Study Design: Cervical facet capsular strains were determined during bending and at failure in the human cadaver.
Objective: To determine the effect of an axial pretorque on facet capsular strains and estimate the risk for subcatastrophic capsular injury during normal bending motions.
Summary of Background Data: Epidemiologic and clinical studies have identified the facet capsule as a potential site of injury and prerotation as a risk factor for whiplash injury. Unfortunately, biomechanical data on the cervical facet capsule and its role in whiplash injury are not available.
Methods: Cervical spine motion segments were tested in a pure-moment test frame and the full-field strains determined throughout the facet capsule. Motion segments were tested with and without a pretorque in pure bending. The isolated facet was then elongated to failure. Maximum principal strains during bending were compared with failure strains, by paired t test.
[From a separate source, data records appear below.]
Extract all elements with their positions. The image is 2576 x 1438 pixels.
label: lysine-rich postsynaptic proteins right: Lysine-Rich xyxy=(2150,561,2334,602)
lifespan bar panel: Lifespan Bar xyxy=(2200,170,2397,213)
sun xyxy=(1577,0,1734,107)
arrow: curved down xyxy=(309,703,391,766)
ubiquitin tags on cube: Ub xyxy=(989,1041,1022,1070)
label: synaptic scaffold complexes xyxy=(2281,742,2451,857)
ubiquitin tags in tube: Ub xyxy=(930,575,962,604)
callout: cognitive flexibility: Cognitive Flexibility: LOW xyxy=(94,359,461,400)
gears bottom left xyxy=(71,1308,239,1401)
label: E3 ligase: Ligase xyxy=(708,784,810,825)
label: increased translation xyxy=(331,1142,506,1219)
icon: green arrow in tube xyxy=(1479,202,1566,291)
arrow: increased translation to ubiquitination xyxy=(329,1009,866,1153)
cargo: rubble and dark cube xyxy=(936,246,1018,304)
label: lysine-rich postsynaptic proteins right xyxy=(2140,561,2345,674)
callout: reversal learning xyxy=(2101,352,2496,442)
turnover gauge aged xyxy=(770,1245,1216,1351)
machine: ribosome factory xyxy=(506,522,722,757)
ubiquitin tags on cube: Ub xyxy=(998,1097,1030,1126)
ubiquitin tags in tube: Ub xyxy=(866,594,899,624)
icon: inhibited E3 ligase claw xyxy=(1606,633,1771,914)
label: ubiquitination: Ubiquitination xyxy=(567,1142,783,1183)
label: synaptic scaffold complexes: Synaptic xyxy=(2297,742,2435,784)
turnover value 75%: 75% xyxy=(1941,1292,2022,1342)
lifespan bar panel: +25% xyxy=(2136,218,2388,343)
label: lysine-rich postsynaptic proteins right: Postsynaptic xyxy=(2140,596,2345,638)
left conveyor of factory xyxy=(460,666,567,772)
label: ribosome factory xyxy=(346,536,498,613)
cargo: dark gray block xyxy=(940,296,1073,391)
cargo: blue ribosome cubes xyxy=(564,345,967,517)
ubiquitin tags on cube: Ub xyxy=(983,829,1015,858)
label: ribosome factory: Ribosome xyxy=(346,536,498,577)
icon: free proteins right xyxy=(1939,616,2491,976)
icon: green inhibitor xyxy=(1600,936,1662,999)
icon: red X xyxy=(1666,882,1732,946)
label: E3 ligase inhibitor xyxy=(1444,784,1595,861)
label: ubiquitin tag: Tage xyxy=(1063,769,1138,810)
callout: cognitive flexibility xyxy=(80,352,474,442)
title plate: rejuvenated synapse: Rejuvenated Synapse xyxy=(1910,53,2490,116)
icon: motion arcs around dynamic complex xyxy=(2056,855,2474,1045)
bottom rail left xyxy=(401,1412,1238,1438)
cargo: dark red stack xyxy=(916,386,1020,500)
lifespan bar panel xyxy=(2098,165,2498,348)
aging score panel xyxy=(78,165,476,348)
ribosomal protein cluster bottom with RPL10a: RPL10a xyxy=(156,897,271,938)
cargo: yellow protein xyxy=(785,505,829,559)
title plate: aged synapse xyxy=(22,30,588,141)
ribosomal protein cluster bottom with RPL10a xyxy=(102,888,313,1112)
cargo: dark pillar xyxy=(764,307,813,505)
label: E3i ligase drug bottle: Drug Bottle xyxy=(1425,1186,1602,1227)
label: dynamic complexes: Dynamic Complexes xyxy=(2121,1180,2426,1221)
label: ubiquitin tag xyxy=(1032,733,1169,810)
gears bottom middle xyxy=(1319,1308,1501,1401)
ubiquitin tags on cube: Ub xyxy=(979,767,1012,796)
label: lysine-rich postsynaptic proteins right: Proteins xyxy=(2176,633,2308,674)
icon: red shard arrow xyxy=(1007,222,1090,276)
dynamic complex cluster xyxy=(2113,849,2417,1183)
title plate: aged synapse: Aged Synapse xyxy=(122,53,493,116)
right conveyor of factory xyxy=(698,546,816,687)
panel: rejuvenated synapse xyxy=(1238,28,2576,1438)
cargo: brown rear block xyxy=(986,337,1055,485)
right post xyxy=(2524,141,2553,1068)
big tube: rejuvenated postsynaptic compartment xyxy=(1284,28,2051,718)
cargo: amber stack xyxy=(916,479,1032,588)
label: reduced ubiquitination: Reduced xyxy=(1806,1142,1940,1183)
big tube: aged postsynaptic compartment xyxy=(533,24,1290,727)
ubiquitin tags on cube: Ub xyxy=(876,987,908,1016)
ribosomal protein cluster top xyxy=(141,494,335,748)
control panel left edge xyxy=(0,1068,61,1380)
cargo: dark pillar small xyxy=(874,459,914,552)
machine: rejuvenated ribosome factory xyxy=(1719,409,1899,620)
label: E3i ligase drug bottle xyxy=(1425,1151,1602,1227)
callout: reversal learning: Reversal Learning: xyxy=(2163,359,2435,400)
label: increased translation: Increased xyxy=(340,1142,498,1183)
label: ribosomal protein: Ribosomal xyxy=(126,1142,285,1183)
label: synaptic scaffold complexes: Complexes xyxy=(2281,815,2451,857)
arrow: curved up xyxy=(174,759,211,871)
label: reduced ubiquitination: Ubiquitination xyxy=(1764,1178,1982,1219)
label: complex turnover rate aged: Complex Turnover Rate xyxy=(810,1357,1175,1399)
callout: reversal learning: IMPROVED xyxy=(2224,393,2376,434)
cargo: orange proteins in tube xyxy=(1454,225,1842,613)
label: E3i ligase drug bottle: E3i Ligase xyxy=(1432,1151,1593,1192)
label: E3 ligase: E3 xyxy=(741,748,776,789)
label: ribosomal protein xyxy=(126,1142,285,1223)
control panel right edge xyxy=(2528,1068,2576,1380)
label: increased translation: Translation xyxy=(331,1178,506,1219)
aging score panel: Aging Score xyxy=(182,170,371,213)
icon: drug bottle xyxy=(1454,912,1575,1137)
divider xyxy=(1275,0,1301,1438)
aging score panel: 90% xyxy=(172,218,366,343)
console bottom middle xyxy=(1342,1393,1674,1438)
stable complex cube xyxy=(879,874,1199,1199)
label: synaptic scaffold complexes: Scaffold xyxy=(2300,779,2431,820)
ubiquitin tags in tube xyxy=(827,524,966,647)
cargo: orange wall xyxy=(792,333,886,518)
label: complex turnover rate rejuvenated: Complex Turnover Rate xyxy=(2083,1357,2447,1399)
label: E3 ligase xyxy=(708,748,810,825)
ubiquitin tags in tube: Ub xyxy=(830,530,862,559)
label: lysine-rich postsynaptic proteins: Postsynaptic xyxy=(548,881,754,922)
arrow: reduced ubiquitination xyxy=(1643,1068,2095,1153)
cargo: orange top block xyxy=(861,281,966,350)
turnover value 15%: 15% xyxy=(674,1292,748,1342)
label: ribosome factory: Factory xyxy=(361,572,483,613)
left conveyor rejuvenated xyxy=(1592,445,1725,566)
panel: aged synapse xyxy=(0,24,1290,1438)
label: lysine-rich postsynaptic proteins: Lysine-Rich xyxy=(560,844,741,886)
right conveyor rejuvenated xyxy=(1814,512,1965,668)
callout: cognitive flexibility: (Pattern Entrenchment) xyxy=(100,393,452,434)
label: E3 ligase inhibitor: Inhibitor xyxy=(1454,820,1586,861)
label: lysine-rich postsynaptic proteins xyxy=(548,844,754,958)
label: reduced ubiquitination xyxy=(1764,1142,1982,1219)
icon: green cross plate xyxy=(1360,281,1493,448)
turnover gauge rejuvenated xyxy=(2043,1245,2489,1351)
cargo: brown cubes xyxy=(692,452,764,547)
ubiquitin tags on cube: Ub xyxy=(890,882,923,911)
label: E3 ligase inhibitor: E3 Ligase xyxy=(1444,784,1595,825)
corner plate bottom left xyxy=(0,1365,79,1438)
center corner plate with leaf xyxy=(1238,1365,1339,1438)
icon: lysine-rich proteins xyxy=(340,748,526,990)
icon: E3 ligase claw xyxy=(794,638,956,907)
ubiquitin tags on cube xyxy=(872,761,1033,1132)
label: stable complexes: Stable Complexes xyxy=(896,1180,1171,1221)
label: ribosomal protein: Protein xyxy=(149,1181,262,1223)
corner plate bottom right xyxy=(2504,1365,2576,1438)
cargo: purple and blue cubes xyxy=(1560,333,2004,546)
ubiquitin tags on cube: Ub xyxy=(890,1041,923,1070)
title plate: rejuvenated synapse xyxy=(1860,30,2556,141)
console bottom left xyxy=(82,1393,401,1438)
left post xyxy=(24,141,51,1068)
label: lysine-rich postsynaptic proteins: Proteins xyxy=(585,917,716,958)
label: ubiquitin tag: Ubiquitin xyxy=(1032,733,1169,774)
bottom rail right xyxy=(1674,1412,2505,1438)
Results: Statistically significant increases in principal capsular strains during flexion–extension loading were observed when a pretorque was applied. All measured strains during bending were significantly less than strains at catastrophic joint failure. The same was true for subcatastrophic ligament failure strains, except in the presence of a pretorque.
Conclusions: Pretorque of the head and neck increases facet capsular strains, supporting its role in the whiplash mechanism. Although the facet capsule does not appear to be at risk for gross injury during normal bending motions, a small portion of the population may be at risk for subcatastrophic injury.